Le gouvernement turc a menacé lundi de recourir à l'armée pour éteindre les derniers feux de la contestation contre le premier ministre Recep Tayyip Erdogan, qui n'a reçu qu'un modeste soutien des deux puissants syndicats descendus dans la rue pour la soutenir.

Au lendemain de la démonstration de force du premier ministre devant plus de 100 000 partisans, son vice-premier ministre Bülent Arinç a encore durci le ton contre les manifestants en agitant, pour la première fois, le spectre d'un recours aux forces armées pour mater les irréductibles.

La police «usera de tous les moyens qui lui sont conférés par la loi», a déclaré M. Arinç. «Si cela ne suffit pas, même les forces armées turques peuvent être utilisées dans les villes sous l'autorité des gouverneurs» de régions, a-t-il averti.

Gardienne autoproclamée de la Turquie laïque, l'armée turque est longtemps intervenue dans la vie politique, notamment par des coups d'État. Mais M. Erdogan est parvenu à la mettre au pas à coups de purges et de procès qui ont décimé sa hiérarchie.

La mise en garde du gouvernement est tombée alors que la Confédération syndicale des ouvriers révolutionnaires (DISK) et de la Confédération syndicale des salariés du secteur public (KESK) ont décrété une grève générale pour soutenir la contestation, en difficulté depuis la chute de son bastion du parc Gezi d'Istanbul samedi.

Mais, bien loin des épaisses cohortes mobilisées le 5 juin, ces deux organisations classées à gauche n'ont réussi à mobiliser que quelques milliers de personnes à Istanbul, Ankara ou Izmir.

«Sortir dans la rue, c'est déjà une avancée», a déclaré à l'AFP Kerem, chercheur en sciences physiques, dans un maigre cortège stambouliote. «C'est la première fois qu'en Turquie les gens descendent dans la rue sans organisation politique», a-t-il noté.
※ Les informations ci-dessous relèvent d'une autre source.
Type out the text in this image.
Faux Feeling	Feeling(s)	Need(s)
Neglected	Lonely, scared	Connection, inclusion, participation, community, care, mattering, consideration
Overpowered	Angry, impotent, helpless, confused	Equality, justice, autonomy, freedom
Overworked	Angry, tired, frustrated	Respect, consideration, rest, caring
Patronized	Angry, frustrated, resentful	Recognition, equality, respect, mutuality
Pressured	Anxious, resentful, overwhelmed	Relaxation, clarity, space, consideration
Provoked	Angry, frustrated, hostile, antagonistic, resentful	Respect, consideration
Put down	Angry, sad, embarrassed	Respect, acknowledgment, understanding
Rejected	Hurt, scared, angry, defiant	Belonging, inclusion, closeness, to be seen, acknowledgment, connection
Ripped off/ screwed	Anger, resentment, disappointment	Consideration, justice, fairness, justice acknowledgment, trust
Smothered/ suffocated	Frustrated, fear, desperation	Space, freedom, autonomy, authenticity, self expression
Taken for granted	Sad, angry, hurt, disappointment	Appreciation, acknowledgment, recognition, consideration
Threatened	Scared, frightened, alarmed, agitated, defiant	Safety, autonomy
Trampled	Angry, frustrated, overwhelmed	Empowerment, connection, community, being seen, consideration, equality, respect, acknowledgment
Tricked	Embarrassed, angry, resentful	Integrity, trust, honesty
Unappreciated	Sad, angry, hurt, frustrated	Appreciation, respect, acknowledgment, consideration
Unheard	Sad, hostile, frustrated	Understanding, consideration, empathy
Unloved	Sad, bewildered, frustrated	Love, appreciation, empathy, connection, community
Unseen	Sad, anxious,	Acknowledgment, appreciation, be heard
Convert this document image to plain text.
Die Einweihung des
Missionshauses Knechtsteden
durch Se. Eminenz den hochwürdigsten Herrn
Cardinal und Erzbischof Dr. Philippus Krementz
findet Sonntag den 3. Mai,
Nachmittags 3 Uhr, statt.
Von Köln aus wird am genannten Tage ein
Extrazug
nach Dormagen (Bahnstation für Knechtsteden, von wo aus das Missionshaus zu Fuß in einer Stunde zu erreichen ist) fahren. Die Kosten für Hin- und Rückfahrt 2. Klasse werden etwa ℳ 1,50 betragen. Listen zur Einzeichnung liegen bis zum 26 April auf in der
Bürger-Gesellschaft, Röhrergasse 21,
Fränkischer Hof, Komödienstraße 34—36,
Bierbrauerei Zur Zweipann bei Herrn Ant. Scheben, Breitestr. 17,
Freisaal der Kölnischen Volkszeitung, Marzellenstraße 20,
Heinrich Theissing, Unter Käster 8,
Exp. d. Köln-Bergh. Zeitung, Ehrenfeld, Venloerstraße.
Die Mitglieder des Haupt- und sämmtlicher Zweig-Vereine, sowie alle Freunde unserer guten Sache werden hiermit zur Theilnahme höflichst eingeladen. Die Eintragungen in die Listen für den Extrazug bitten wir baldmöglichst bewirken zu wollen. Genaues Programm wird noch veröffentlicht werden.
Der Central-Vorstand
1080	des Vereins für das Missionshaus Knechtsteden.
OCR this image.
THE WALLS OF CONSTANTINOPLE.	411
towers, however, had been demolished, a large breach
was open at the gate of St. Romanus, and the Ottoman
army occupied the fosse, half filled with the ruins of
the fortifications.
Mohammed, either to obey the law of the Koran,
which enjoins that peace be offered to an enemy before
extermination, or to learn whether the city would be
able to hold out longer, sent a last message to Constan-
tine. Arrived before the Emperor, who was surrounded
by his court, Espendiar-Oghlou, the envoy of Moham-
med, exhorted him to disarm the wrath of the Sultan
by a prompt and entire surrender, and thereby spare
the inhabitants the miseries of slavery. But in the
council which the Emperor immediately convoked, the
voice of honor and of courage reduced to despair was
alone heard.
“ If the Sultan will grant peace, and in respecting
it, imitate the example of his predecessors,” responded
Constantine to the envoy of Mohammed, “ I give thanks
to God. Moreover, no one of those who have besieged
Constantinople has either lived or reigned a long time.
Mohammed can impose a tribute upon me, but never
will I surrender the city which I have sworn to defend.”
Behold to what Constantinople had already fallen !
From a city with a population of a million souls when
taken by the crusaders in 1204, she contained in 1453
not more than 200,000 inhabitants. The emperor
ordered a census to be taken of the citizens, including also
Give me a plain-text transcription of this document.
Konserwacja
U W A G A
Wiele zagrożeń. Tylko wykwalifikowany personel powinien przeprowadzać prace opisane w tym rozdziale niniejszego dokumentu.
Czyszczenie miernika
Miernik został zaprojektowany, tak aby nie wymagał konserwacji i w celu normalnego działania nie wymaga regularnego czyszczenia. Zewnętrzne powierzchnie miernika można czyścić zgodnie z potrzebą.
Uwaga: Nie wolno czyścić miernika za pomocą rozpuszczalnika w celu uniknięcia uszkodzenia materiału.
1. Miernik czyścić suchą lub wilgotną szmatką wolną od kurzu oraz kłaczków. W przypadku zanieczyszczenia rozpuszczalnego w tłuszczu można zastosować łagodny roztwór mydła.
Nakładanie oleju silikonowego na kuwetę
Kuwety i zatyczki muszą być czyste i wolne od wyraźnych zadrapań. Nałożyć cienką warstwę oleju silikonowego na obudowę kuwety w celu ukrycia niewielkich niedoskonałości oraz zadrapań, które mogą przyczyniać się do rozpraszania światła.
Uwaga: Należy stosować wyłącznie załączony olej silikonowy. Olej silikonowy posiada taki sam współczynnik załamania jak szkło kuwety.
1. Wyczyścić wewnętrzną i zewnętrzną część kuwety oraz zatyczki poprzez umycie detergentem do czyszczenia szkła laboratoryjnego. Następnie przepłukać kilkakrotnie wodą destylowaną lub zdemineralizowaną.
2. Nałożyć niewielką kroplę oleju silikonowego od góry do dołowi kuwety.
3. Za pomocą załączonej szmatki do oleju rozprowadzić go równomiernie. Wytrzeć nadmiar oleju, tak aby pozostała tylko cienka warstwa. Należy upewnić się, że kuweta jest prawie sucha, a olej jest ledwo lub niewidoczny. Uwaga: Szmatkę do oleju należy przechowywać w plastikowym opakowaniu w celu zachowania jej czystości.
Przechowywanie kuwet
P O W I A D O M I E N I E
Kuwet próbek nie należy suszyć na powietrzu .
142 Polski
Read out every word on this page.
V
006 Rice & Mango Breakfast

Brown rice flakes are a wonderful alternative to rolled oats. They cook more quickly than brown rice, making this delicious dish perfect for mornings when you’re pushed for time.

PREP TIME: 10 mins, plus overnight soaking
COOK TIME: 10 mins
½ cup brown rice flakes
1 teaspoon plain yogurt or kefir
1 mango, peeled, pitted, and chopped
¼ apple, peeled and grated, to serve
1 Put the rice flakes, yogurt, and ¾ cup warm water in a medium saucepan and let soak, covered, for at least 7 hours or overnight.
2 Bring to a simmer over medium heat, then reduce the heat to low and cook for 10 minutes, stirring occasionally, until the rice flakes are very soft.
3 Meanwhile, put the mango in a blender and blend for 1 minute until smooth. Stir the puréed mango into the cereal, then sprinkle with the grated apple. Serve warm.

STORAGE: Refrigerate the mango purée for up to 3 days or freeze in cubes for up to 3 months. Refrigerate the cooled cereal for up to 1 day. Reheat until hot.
À Istanbul, les manifestants ont soigneusement évité toute confrontation avec la police qui barrait les accès à la place Taksim et ont replié leurs banderoles sans incident.

Après leur dispersion, de brèves échauffourées ont opposé un groupe de 300 jeunes, appartenant à des organisations d'extrême gauche, aux forces de l'ordre, qui ont usé de canons à eau, de grenades lacrymogènes et de balles en plastique.

Pressé d'en finir avec la pire fronde qu'il essuie depuis son arrivée au pouvoir en 2002, le gouvernement turc a menacé de réprimer les défilés syndicaux lundi.

Vague d'interpellations

«Il y a une volonté de faire descendre les gens dans la rue par des actions illégales comme un arrêt de travail et une grève», a mis en garde le ministre de l'Intérieur Muammer Güler, «cela ne sera pas autorisé».

Après le coup de force de la police contre les irréductibles du parc Gezi, M. Erdogan a enfoncé le clou en étalant sa force dimanche lors d'un rassemblement géant à Istanbul.

Pendant près de deux heures, le chef du gouvernement a paradé sans retenue devant ses troupes et promis de poursuivre tous les «responsables» de la contestation, même les médecins qui ont soigné les manifestants blessés ou les hôtels de luxe qui les ont accueillis. «Nous connaissons très bien ceux qui ont protégé ceux qui ont coopéré avec des terroristes», a-t-il prévenu.

Signe de la fermeté des autorités, près de 600 manifestants ont été arrêtés dimanche à Istanbul et Ankara, selon les barreaux des deux villes.

Comme celle qui a lancé la contestation dans toute la Turquie le 31 mai, l'intervention de la police dans le parc Gezi samedi soir a fait descendre des dizaines de milliers de personnes dans les rues d'Istanbul, d'Ankara et Izmir (ouest).

Dans les deux premières villes, des affrontements ont opposé jusque tard dans la nuit de dimanche à lundi des groupes de jeunes manifestants à la police.

Le collectif Solidarité Taksim, principale coordination de la contestation, a évoqué des «centaines» de blessés après l'évacuation musclée du parc Gezi, le gouverneur d'Istanbul Huseyin Avni Mutlu a fait état de moins d'une cinquantaine de blessés.

Selon le dernier bilan du syndicat des médecins turcs publié la semaine dernière, quatre personnes sont mortes et près de 7500 autres ont été blessées depuis le 31 mai.

Les brutalités policières et l'intransigeance de M. Erdogan lui ont valu de nombreuses critiques et ont terni son image en Turquie comme à l'étranger, notamment aux États-Unis et en Europe.

Lundi, la chancelière allemande Angela Merkel a jugé «beaucoup trop dure» la répression des manifestations turques. «Ce qui se passe actuellement en Turquie ne correspond pas, selon moi, à notre conception de la liberté de manifestation et d'expression des opinions», a-t-elle jugé.